Banaue View Inn Banaue Hotel and Youth Hostel, Banaue Mt. Data Hotel, Banaue Banaue Ethnic and Fine Forest Resort Cozy Nook Inn Family Inn and Resort Hiwang Native House Inn Sanafe Lodge Fairview Inn Halfway Lodge Ilob Village Inn Las Village Lodge and Resort New Wonder Lodge Terrace Ville Inn People's Lodge Inn Spring Village Inn Green View Lodge
There are many good Restaurants and Bars in Banaue where you can dine with your family and enjoy the mouthwatering delicacies. Here are some of the Restaurants and Bars in Banaue that you can hop into to enjoy a wonderful dining session.

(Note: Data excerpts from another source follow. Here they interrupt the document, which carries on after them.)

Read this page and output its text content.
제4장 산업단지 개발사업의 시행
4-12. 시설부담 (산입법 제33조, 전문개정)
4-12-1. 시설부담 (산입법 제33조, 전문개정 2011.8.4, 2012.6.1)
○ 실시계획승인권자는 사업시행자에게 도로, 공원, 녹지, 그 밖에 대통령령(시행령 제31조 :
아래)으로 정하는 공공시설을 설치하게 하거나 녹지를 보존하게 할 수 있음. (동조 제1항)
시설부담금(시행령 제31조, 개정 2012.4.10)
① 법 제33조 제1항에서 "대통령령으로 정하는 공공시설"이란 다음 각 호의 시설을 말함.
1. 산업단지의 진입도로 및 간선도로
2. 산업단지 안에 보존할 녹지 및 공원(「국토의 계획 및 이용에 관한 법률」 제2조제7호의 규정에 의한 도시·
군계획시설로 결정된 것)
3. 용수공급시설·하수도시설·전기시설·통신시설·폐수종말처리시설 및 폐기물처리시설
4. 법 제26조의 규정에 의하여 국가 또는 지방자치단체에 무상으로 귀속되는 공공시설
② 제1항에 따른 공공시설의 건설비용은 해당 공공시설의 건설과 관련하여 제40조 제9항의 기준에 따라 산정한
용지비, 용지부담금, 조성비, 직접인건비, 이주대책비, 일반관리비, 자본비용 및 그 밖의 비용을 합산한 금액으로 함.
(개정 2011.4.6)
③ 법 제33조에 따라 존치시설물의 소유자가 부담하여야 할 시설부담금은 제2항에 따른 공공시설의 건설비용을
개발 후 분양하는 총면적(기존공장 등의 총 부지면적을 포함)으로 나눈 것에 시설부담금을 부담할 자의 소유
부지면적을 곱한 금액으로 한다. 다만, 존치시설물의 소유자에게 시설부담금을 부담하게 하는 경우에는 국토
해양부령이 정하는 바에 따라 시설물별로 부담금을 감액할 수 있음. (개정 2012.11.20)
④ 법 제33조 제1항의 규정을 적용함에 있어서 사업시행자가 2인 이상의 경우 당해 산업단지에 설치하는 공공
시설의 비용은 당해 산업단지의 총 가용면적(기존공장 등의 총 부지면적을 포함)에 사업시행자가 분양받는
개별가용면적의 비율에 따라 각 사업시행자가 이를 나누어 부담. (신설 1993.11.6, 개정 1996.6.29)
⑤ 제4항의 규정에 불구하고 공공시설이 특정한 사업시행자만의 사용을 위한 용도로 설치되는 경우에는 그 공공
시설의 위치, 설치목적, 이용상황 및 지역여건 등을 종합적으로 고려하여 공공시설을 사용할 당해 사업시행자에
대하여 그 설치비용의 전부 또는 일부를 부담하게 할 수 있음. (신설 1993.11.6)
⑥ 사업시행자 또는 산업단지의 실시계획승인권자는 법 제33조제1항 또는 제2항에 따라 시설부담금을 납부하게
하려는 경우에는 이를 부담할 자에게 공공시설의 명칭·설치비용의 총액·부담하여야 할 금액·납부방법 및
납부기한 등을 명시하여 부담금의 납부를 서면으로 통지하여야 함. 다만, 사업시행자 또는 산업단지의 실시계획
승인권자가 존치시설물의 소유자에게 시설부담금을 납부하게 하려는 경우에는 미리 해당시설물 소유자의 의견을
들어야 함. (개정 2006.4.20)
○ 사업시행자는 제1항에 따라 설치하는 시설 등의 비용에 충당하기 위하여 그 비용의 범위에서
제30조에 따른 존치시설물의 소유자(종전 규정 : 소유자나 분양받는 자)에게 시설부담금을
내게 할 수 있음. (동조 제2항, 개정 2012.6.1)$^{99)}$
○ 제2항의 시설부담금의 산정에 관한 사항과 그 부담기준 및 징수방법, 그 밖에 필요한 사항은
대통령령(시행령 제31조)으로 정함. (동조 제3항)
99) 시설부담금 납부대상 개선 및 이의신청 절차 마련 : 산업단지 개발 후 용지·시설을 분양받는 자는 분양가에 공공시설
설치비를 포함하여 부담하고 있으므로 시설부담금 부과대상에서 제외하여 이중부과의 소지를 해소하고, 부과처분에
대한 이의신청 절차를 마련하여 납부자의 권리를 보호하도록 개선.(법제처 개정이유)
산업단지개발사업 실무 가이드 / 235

People's Lodging House and Restaurant - This popular restaurant is situated on the ground floor of the People's Lodging House. This restaurant serves a wide assortment of dishes both for the guests as well as the outsiders. In the rear part of the restaurant, there is a veranda from where you can enjoy a good view of the rice terraces, a small village, and a hanging bridge. This popular restaurant serves a variety of dishes from breakfast, snacks, lunch and dinner. Banaue Restaurant: This place is ideal for fine dining with family and friends. This restaurant is situated inside the famous Banaue Hotel. If you want to enjoy the lovely views while dining then get a table by the window to enjoy a view of the terraces. You must try the locally-made mouth watering longaniza for breakfast. This special dish is only prepared by the hotel's master chef and is not available at the market. The Longaniza is made of ground pork with spices wrapped in pig's intestinal lining. Another good place to hang out is the Cafe Jam. This is one of the nicest restaurants in town. It is a nice cafe in the and also has a small cyber cafe. You can enjoy some of the good traditional delicacies here. Imbayah Restaurant - This is yet another place where you can enjoy sumptuous meals with family and friends. You can enjoy having breakfast, lunch or dinner at this fabulous restaurant. Some of the most
mouthwatering dishes in the menu include bread rolls, butter and jam, rice, 6 dishes (fish, pork, beef), fruits (watermelon and pineapple) and simple cakes (banana, chiffon and chocolate). They also serve coffee and tea. Banaue Hotel Restaurant - This is a popular restaurant of the town where the food is simply superb. The ambiance of the restaurant is also good for family dining. Most of the standard hotels also have bars which stock well-selected drinks.